Consumer prices increased 0.1% from July, according to data released on Tuesday by the Labor Department, and the annual inflation rate in August was 8.3%, which is close to a four-decade high. According to analysts, a rail strike and other supply constraints would increase inflationary pressures.

Under Mr. Biden, who describes himself as labor’s strongest supporter in Washington, strikes are increasing across the country.

The Strike Tracker at Payday Report recorded 50 walkouts in July and 106 in August. The greatest private-sector nurses strike in American history took place in Minnesota this past week when 15,000 nurses at 16 hospitals went on a three-day strike.

By enforcing a 60-day cooling-off period and convening a presidential emergency board to examine the concerns and provide a settlement recommendation, Mr. Biden stopped a train strike in July.
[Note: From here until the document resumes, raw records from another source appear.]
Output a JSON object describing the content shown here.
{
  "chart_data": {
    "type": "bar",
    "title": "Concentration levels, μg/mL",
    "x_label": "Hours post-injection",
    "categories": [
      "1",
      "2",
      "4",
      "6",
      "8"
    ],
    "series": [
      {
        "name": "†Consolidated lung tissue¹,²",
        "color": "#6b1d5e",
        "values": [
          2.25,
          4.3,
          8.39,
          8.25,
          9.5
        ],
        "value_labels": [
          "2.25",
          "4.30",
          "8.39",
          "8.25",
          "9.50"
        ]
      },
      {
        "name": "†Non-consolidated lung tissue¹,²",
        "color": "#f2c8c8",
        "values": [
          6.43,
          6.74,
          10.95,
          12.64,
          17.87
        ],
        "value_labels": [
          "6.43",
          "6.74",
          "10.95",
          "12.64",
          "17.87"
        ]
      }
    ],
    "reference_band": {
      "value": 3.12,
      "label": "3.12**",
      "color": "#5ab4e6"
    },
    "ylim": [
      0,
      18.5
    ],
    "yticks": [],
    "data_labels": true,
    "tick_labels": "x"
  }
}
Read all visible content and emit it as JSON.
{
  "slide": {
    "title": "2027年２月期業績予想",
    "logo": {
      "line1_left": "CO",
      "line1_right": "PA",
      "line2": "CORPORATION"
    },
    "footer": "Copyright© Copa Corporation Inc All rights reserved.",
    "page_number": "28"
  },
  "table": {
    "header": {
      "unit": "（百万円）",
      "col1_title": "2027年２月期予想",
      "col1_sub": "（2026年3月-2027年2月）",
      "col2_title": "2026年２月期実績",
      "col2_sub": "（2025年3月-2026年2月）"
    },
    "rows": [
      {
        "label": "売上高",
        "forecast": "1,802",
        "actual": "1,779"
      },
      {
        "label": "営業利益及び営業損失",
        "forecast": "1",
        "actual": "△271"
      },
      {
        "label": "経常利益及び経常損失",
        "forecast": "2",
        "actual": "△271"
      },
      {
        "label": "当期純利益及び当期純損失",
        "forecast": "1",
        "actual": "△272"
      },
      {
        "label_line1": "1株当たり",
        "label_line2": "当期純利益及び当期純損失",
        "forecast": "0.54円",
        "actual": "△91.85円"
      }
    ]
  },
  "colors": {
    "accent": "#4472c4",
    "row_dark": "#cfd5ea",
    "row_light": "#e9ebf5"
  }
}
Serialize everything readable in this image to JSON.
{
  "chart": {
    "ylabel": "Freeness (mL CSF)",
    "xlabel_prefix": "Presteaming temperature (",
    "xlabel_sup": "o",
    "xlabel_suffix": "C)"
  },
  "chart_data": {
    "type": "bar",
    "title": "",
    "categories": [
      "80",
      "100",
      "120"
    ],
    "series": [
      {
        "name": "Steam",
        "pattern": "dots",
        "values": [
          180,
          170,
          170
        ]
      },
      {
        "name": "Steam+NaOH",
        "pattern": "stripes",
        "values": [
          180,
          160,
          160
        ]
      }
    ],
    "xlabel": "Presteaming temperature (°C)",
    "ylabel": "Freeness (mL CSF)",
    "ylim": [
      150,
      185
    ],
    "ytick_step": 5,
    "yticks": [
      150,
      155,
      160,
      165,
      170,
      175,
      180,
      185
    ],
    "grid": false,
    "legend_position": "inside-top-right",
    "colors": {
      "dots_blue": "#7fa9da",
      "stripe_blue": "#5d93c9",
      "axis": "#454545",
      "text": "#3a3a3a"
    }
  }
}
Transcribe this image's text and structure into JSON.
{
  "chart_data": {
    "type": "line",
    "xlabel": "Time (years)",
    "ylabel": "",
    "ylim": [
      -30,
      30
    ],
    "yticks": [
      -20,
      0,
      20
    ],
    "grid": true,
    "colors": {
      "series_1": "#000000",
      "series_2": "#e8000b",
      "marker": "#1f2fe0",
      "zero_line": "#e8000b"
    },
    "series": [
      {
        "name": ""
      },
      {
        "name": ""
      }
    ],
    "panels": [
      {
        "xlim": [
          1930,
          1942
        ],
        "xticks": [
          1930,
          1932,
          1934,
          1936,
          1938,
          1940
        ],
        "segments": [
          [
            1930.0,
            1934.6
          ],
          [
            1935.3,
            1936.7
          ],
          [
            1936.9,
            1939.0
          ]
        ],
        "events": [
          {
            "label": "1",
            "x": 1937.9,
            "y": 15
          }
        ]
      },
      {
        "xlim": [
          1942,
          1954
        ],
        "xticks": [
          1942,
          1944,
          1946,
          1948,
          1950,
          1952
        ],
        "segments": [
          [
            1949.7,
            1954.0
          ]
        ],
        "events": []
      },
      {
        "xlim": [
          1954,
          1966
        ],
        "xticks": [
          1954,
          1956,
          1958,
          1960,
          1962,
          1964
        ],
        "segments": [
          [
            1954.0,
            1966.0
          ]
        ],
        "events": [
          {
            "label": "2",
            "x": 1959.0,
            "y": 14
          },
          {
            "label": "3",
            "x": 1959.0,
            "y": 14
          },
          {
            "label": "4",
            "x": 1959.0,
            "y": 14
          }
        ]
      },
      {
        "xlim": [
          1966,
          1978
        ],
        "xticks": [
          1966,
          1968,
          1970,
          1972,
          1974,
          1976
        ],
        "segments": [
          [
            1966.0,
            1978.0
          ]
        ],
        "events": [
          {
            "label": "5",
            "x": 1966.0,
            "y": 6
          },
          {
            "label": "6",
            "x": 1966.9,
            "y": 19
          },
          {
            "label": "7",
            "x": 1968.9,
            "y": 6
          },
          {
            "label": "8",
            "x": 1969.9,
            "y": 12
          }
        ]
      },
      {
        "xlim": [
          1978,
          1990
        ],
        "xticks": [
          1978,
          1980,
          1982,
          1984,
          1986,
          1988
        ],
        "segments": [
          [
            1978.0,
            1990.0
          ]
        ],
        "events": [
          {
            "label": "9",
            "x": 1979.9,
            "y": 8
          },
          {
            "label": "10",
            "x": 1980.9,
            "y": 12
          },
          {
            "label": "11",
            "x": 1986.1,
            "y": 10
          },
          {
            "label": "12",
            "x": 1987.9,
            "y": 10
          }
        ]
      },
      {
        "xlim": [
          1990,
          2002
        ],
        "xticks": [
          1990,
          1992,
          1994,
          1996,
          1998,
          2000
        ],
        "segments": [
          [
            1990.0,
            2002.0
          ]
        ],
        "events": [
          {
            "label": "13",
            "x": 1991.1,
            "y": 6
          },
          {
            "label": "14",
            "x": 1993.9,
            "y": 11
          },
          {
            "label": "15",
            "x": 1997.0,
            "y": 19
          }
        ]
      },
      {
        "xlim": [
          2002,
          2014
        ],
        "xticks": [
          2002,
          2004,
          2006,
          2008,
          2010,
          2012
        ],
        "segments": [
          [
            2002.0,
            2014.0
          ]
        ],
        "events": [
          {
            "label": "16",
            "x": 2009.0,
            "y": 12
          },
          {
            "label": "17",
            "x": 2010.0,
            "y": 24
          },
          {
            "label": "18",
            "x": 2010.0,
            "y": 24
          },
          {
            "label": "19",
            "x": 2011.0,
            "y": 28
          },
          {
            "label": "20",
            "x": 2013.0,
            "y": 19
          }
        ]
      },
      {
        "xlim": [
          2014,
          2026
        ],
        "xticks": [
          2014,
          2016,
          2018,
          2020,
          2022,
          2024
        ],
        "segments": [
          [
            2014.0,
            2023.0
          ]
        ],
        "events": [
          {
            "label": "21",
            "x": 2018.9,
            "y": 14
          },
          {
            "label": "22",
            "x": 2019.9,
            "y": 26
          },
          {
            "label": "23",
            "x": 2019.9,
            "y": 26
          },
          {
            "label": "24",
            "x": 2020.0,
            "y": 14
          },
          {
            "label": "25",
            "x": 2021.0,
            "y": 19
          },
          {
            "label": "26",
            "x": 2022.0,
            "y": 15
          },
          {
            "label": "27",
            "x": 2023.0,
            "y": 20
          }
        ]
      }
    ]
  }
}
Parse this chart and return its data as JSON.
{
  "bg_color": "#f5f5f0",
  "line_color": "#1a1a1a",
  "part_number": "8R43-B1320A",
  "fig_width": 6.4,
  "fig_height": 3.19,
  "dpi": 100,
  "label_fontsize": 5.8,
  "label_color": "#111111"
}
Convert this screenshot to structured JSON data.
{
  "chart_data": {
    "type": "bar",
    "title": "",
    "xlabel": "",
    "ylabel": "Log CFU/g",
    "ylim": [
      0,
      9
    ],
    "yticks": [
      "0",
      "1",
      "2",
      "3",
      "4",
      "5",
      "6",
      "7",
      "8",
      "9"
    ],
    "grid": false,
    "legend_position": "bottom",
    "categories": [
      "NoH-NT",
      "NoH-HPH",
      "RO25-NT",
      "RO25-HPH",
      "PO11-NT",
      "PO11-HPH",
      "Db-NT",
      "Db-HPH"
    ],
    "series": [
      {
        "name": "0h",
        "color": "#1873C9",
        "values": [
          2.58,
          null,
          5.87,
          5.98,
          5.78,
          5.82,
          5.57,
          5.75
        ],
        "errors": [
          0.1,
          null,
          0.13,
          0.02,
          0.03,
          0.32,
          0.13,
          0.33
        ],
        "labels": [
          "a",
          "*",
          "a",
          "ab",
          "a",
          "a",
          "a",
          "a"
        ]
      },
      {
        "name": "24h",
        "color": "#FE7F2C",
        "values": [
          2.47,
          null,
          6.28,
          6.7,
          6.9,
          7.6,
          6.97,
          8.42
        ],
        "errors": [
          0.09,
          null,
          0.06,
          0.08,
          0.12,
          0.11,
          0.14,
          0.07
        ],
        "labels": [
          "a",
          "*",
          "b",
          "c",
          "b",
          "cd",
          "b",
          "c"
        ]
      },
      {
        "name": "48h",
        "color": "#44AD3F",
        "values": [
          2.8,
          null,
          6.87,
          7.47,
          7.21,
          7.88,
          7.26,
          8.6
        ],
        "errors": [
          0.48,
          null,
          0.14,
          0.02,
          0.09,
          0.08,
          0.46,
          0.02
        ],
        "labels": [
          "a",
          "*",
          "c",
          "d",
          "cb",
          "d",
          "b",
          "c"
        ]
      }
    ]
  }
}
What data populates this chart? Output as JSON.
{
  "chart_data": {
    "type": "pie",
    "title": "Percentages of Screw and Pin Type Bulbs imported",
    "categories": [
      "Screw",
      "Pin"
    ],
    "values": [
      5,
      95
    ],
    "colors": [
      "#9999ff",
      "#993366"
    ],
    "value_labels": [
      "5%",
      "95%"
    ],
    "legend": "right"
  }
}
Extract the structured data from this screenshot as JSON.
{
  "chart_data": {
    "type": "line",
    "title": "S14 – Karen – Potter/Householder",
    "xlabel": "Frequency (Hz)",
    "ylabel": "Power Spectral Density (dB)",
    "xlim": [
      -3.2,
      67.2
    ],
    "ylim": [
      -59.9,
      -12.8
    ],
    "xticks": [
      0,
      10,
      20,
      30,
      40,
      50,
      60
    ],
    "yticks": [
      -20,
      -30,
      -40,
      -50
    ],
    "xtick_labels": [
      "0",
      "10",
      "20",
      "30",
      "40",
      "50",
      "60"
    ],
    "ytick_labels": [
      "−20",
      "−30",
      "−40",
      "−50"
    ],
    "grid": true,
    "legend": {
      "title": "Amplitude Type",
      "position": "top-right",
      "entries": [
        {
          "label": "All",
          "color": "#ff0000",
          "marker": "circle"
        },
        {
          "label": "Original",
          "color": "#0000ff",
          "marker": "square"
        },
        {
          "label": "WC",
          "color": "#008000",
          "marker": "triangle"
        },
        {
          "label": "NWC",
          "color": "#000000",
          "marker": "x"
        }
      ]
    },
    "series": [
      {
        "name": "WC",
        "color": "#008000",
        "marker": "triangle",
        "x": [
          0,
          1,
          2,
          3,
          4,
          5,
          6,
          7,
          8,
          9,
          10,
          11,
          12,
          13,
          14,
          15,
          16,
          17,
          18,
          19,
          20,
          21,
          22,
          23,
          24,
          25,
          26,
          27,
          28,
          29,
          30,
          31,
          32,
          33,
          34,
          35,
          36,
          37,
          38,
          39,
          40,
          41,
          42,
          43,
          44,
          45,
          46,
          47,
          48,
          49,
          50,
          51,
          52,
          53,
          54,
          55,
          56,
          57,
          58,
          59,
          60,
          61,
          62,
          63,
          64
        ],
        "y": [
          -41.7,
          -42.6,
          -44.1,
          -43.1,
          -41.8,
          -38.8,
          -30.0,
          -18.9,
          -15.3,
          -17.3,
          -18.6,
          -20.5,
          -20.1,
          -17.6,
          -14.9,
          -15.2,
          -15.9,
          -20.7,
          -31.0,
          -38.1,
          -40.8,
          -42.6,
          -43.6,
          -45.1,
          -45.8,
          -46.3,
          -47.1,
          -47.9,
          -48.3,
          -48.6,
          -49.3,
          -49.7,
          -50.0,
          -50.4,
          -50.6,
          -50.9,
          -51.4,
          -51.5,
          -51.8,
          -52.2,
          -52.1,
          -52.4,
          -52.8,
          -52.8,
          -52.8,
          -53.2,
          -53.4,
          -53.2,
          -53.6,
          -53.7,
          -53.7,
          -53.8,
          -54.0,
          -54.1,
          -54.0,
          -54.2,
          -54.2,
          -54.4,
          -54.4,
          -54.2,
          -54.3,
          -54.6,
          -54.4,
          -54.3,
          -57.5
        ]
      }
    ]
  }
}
The final proposals called for a one-day increase in annual paid leave, $5,000 in incentives, and 24% rises over five years beginning in July 2020.

At 1:00 a.m., the cooling-off period will end. Friday. Under the century-old Railway Labor Act, only Congress has the power to avert a strike by enforcing the terms on both parties or extending the cooling-off period.

According to a trade group’s assessment, the economy would lose $2 billion every day if the railroads were to be shut down.

Numerous industry and trade associations, including the U.S. Chamber of Commerce, are pleading with Congress to intervene and prevent a strike if the two parties are unable to come to an agreement by the set date. It said that the terms suggested by the presidential board should be imposed by Congress.

According to Suzanne Clark, president and chief executive officer of the U.S., “a nationwide rail strike would be an economic calamity – halting the flow of products, emptying shelves, shuttering workplaces and hiking prices for people and companies alike.” Business chamber.